Secretive space plane lands after nearly two years in orbit
The Boeing-built mini space shuttle is back in the hands of the Air Force after breaking its own unmanned record.
Sunday marks the first day since May 2015 that an unmanned US Air Force "space plane" isn't circling the Earth above us doing who knows what.
A sonic boom heard over parts of central Florida marked the mysterious X-37B Orbital Test Vehicle's return to NASA's Kennedy Space Center Sunday morning after 718 consecutive days in space.
The military space drone was launched by an Atlas 5 rocket from nearby Cape Canaveral on May 20, 2015, for the fourth mission to use one of the Boeing-built craft that looks somewhat similar to a small version of NASA's old space shuttles.

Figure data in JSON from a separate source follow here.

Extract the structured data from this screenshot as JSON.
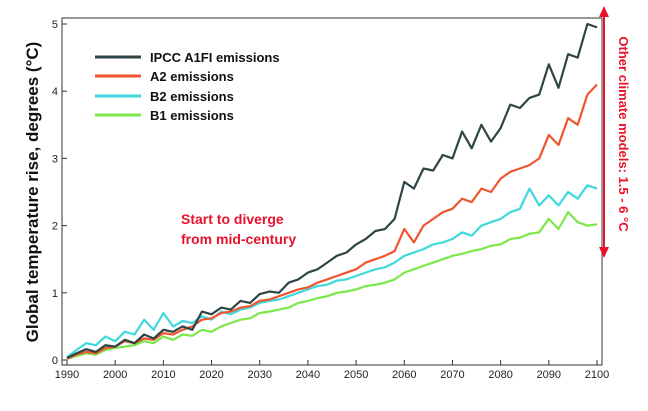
{
  "chart_data": {
    "type": "line",
    "title": "",
    "xlabel": "",
    "ylabel": "Global temperature rise, degrees (°C)",
    "xlim": [
      1990,
      2100
    ],
    "ylim": [
      0,
      5
    ],
    "xticks": [
      1990,
      2000,
      2010,
      2020,
      2030,
      2040,
      2050,
      2060,
      2070,
      2080,
      2090,
      2100
    ],
    "yticks": [
      0,
      1,
      2,
      3,
      4,
      5
    ],
    "x": [
      1990,
      1992,
      1994,
      1996,
      1998,
      2000,
      2002,
      2004,
      2006,
      2008,
      2010,
      2012,
      2014,
      2016,
      2018,
      2020,
      2022,
      2024,
      2026,
      2028,
      2030,
      2032,
      2034,
      2036,
      2038,
      2040,
      2042,
      2044,
      2046,
      2048,
      2050,
      2052,
      2054,
      2056,
      2058,
      2060,
      2062,
      2064,
      2066,
      2068,
      2070,
      2072,
      2074,
      2076,
      2078,
      2080,
      2082,
      2084,
      2086,
      2088,
      2090,
      2092,
      2094,
      2096,
      2098,
      2100
    ],
    "series": [
      {
        "name": "IPCC A1FI emissions",
        "color": "#2f4545",
        "values": [
          0.03,
          0.1,
          0.16,
          0.12,
          0.22,
          0.2,
          0.3,
          0.25,
          0.38,
          0.32,
          0.45,
          0.42,
          0.5,
          0.45,
          0.72,
          0.68,
          0.78,
          0.75,
          0.88,
          0.85,
          0.98,
          1.02,
          1.0,
          1.15,
          1.2,
          1.3,
          1.35,
          1.45,
          1.55,
          1.6,
          1.72,
          1.8,
          1.92,
          1.95,
          2.1,
          2.65,
          2.55,
          2.85,
          2.82,
          3.05,
          3.0,
          3.4,
          3.15,
          3.5,
          3.25,
          3.45,
          3.8,
          3.75,
          3.9,
          3.95,
          4.4,
          4.05,
          4.55,
          4.5,
          5.0,
          4.95
        ]
      },
      {
        "name": "A2 emissions",
        "color": "#ee5530",
        "values": [
          0.02,
          0.08,
          0.12,
          0.1,
          0.18,
          0.2,
          0.28,
          0.25,
          0.32,
          0.3,
          0.4,
          0.38,
          0.45,
          0.5,
          0.6,
          0.62,
          0.7,
          0.72,
          0.78,
          0.8,
          0.88,
          0.9,
          0.95,
          1.0,
          1.05,
          1.08,
          1.15,
          1.2,
          1.25,
          1.3,
          1.35,
          1.45,
          1.5,
          1.55,
          1.62,
          1.95,
          1.75,
          2.0,
          2.1,
          2.2,
          2.25,
          2.4,
          2.35,
          2.55,
          2.5,
          2.7,
          2.8,
          2.85,
          2.9,
          3.0,
          3.35,
          3.2,
          3.6,
          3.5,
          3.95,
          4.1
        ]
      },
      {
        "name": "B2 emissions",
        "color": "#3fd8dc",
        "values": [
          0.04,
          0.15,
          0.25,
          0.22,
          0.35,
          0.28,
          0.42,
          0.38,
          0.6,
          0.45,
          0.7,
          0.5,
          0.58,
          0.55,
          0.65,
          0.6,
          0.72,
          0.68,
          0.75,
          0.78,
          0.85,
          0.88,
          0.9,
          0.95,
          1.0,
          1.05,
          1.1,
          1.12,
          1.18,
          1.2,
          1.25,
          1.3,
          1.35,
          1.38,
          1.45,
          1.55,
          1.6,
          1.65,
          1.72,
          1.75,
          1.8,
          1.9,
          1.85,
          2.0,
          2.05,
          2.1,
          2.2,
          2.25,
          2.55,
          2.3,
          2.45,
          2.3,
          2.5,
          2.4,
          2.6,
          2.55
        ]
      },
      {
        "name": "B1 emissions",
        "color": "#7be84a",
        "values": [
          0.02,
          0.06,
          0.1,
          0.08,
          0.15,
          0.18,
          0.2,
          0.22,
          0.28,
          0.25,
          0.35,
          0.3,
          0.38,
          0.36,
          0.45,
          0.42,
          0.5,
          0.55,
          0.6,
          0.62,
          0.7,
          0.72,
          0.75,
          0.78,
          0.85,
          0.88,
          0.92,
          0.95,
          1.0,
          1.02,
          1.05,
          1.1,
          1.12,
          1.15,
          1.2,
          1.3,
          1.35,
          1.4,
          1.45,
          1.5,
          1.55,
          1.58,
          1.62,
          1.65,
          1.7,
          1.72,
          1.8,
          1.82,
          1.88,
          1.9,
          2.1,
          1.95,
          2.2,
          2.05,
          2.0,
          2.02
        ]
      }
    ],
    "annotations": {
      "diverge_line1": "Start to diverge",
      "diverge_line2": "from mid-century",
      "side_range": "Other climate models: 1.5 - 6 °C",
      "color": "#e8122a"
    },
    "legend_position": "top-left",
    "grid": false
  }
}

Altogether, the program, which has at least two of the planes, has spent 2,085 days in space over the course of four missions. The fourth mission that ended Sunday breaks the endurance record set by the previous flight of 614 days between 2012 and 2014.
"This mission once again set an on-orbit endurance record and marks the vehicle's first landing in the state of Florida," the Air Force said in a statement offering few other details about the mission. "The ability to land, refurbish, and launch from the same location further enhances the OTV's ability to rapidly integrate and qualify new space technologies."
According to a fact sheet from the Air Force, the X-37B is being used to test technologies including "advanced guidance, navigation and control, thermal protection systems, avionics, high temperature structures and seals, conformal reusable insulation, lightweight electromechanical flight systems, advanced propulsion systems, advanced materials and autonomous orbital flight, reentry and landing."
The secretive Air Force planes won't stay on the ground for long. The fifth X-37B mission is set to launch later this year.